Il secondo suggerimento è affrontare compiti di difficoltà crescente man mano che diventiamo più bravi a svolgerli, e che con la nostra bravura crescono sia la nostra motivazione, sia la nostra gratificazione. È il meccanismo su cui sono costruiti tutti i videogiochi, ma possiamo applicarlo a un’infinità di altri compiti, o aumentandone la complessità, o diminuendo i tempi per l’esecuzione.

Il terzo suggerimento è dare consapevolmente un senso valoriale a quello che stiamo facendo, e ricordarlo a noi stessi mentre lo stiamo facendo. A cosa serve? In cosa ci rende migliori, o migliora la situazione per noi o per gli altri?

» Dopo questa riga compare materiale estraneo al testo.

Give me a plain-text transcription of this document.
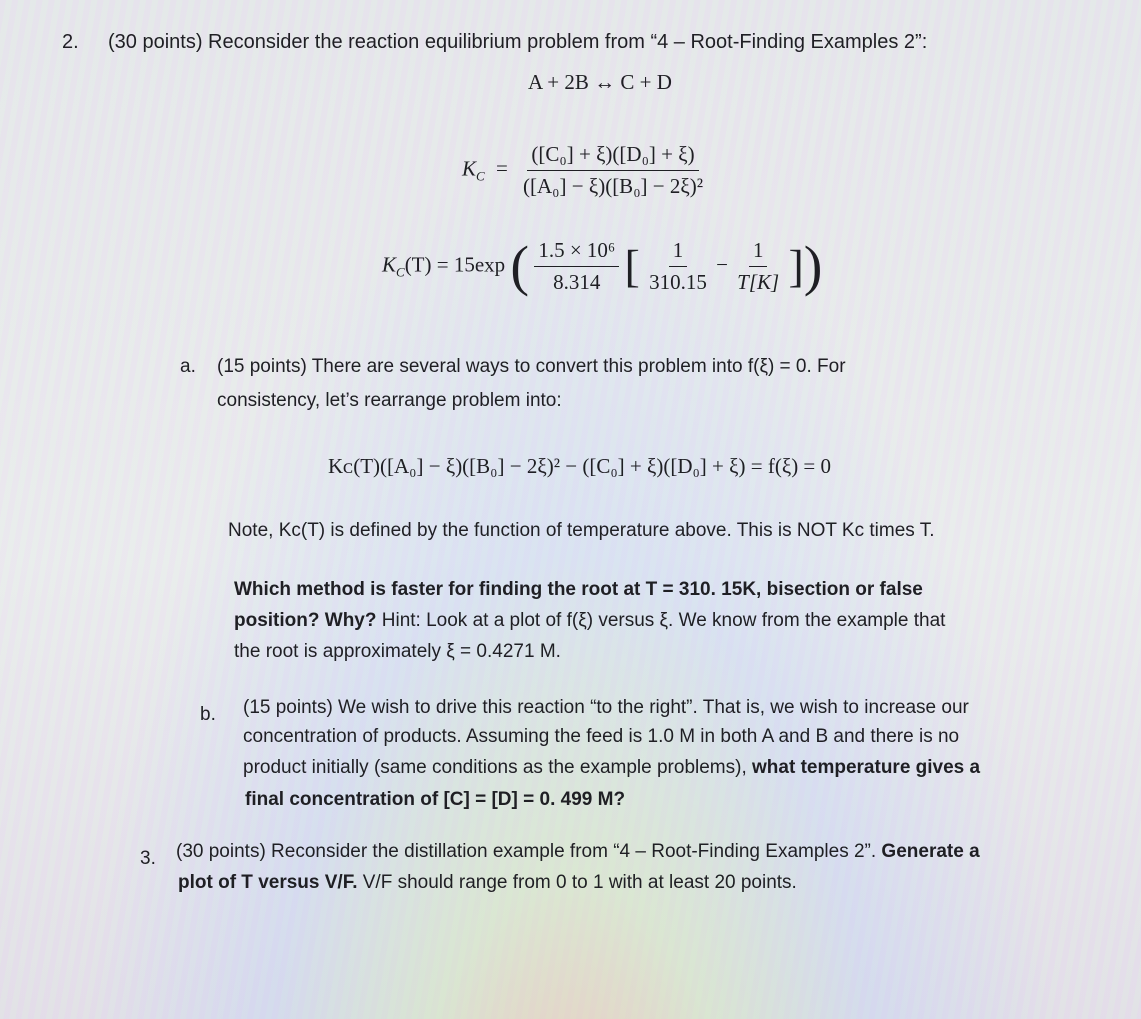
2. (30 points) Reconsider the reaction equilibrium problem from “4 – Root-Finding Examples 2”:
A + 2B ↔ C + D
$K_C = \frac{\text{([C₀] + ξ)([D₀] + ξ)}}{\text{([A₀] − ξ)([B₀] − 2ξ)²}}$
$K_C(T) = 15\exp$ ( $\frac{\text{1.5 × 10⁶}}{8.314}$ [ $\frac{1}{310.15} - \frac{1}{T[K]}$ ])
a. (15 points) There are several ways to convert this problem into f(ξ) = 0. For
consistency, let’s rearrange problem into:
Kᴄ(T)([A₀] − ξ)([B₀] − 2ξ)² − ([C₀] + ξ)([D₀] + ξ) = f(ξ) = 0
Note, Kᴄ(T) is defined by the function of temperature above. This is NOT Kᴄ times T.
Which method is faster for finding the root at T = 310. 15K, bisection or false
position? Why? Hint: Look at a plot of f(ξ) versus ξ. We know from the example that
the root is approximately ξ = 0.4271 M.
b. (15 points) We wish to drive this reaction “to the right”. That is, we wish to increase our
concentration of products. Assuming the feed is 1.0 M in both A and B and there is no
product initially (same conditions as the example problems), what temperature gives a
final concentration of [C] = [D] = 0. 499 M?
3. (30 points) Reconsider the distillation example from “4 – Root-Finding Examples 2”. Generate a
plot of T versus V/F. V/F should range from 0 to 1 with at least 20 points.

Il quarto suggerimento è bilanciare, nella ricerca e selezione di attività da svolgere, il piacere e l’interesse. Delle attività solo piacevoli ci si stanca in fretta, mentre quelle interessanti, anche se ci chiedono un di più di sforzo, catturano la nostra attenzione più a lungo e ci gratificano di più.

In sostanza, Westgate ci invita a praticare l’appassionante esercizio della metacognizione. Si tratta di accorgerci di come pensiamo. Di ragionare sul modo in cui pensiamo. E di scegliere consapevolmente attività che corrispondano ai bisogni della nostra mente, che è inquieta e curiosa, e ci punisce con la noia quando la facciamo girare a vuoto.

Pensare a come pensiamo è una sfida impegnativa, ma in questo periodo abbiamo un sacco di tempo a disposizione. Oltretutto è un (interessante, e assai più piacevole) modo alternativo per cominciare a darsi una scossa.